The species can be seen during migration in western Europe before wintering mainly in India and Pakistan. It differs in this regard from most other European passerines, which winter in Sub-Saharan Africa. Their main wintering quarters lie in northwestern India, from northwest Pakistan and the Himalayan foothills south to Karnataka, and east to Bihar and Odisha. Red-breasted flycatchers tend to migrate alone or in small groups at night, moving by day only when food is scarce. Autumn migration begins in August, peaks in the middle of September, and can continue into early October. Spring migration is rapid, starting in the middle of March, with arrival in breeding grounds from late April to early May. As with many other species, the males migrate earlier than females, presumably due to strong selection for early arrivals to occupy ideal territories. Studies on their spring arrivals in Poland from 1973–2002 show that as temperatures increase, males are returning earlier, with this being the case for most other migratory species as well. The red-breasted flycatcher has been recorded as a rare vagrant to Iceland, Ireland, the Faroe Islands, the Canary Islands and Sudan.

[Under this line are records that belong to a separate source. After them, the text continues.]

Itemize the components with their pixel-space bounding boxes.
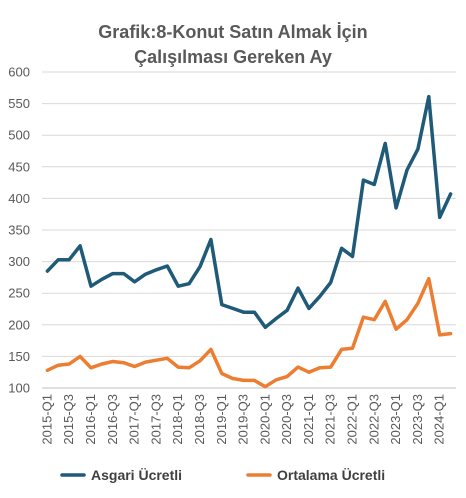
x-tick-label: 2024-Q1 — [432, 394, 447, 445]
y-tick-label: 500 — [8, 128, 30, 143]
y-tick-label: 600 — [8, 65, 30, 80]
x-tick-label: 2015-Q3 — [61, 394, 76, 445]
y-tick-label: 350 — [8, 223, 30, 238]
x-tick-label: 2015-Q1 — [39, 394, 54, 445]
y-tick-label: 300 — [8, 254, 30, 269]
x-tick-label: 2016-Q1 — [83, 394, 98, 445]
x-tick-label: 2021-Q1 — [301, 394, 316, 445]
legend-label: Ortalama Ücretli — [277, 467, 385, 483]
y-axis-tick-labels: 100 150 200 250 300 350 400 450 500 550 600 — [8, 65, 30, 396]
x-tick-label: 2022-Q1 — [345, 394, 360, 445]
legend: Asgari Ücretli Ortalama Ücretli — [60, 467, 385, 483]
series-line-2 — [45, 276, 453, 389]
legend-label: Asgari Ücretli — [91, 467, 182, 483]
x-tick-label: 2016-Q3 — [105, 394, 120, 445]
x-tick-label: 2018-Q3 — [192, 394, 207, 445]
y-tick-label: 550 — [8, 96, 30, 111]
x-tick-label: 2018-Q1 — [170, 394, 185, 445]
gridlines — [42, 71, 456, 389]
x-tick-label: 2023-Q1 — [388, 394, 403, 445]
x-tick-label: 2019-Q3 — [236, 394, 251, 445]
x-axis-tick-labels: 2015-Q1 2015-Q3 2016-Q1 2016-Q3 2017-Q1 2017-… — [39, 394, 446, 445]
y-tick-label: 250 — [8, 286, 30, 301]
x-tick-label: 2019-Q1 — [214, 394, 229, 445]
series-line-1 — [45, 94, 453, 330]
x-tick-label: 2017-Q3 — [148, 394, 163, 445]
y-tick-label: 150 — [8, 349, 30, 364]
x-tick-label: 2020-Q3 — [279, 394, 294, 445]
y-tick-label: 400 — [8, 191, 30, 206]
series-lines — [45, 94, 453, 389]
x-tick-label: 2017-Q1 — [127, 394, 142, 445]
chart-title-line-1: Grafik:8-Konut Satın Almak İçin — [98, 22, 367, 42]
x-tick-label: 2022-Q3 — [366, 394, 381, 445]
x-tick-label: 2023-Q3 — [410, 394, 425, 445]
x-tick-label: 2021-Q3 — [323, 394, 338, 445]
chart-title-line-2: Çalışılması Gereken Ay — [134, 47, 332, 67]
y-tick-label: 100 — [8, 381, 30, 396]
y-tick-label: 450 — [8, 159, 30, 174]
y-tick-label: 200 — [8, 317, 30, 332]
x-tick-label: 2020-Q1 — [257, 394, 272, 445]
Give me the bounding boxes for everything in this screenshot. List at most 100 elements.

==Status and conservation==
The total population of the red-breasted flycatcher has been estimated at around 3.5 million breeding pairs, with a maximum estimate of roughly 5 million pairs. It is currently listed as a least-concern species by the IUCN Red List, with IUCN putting the number of mature individuals at around 6.5 to 10.5 million. Europe forms more than 95% of the global breeding range of the species, and the European population was said to be increasing by BirdLife International in 2015. The global population appears to be stable, though it has experienced severe decline in certain areas like eastern Hungary. Conservation efforts have been implemented to prevent local extinction in places where the species is threatened by habitat loss.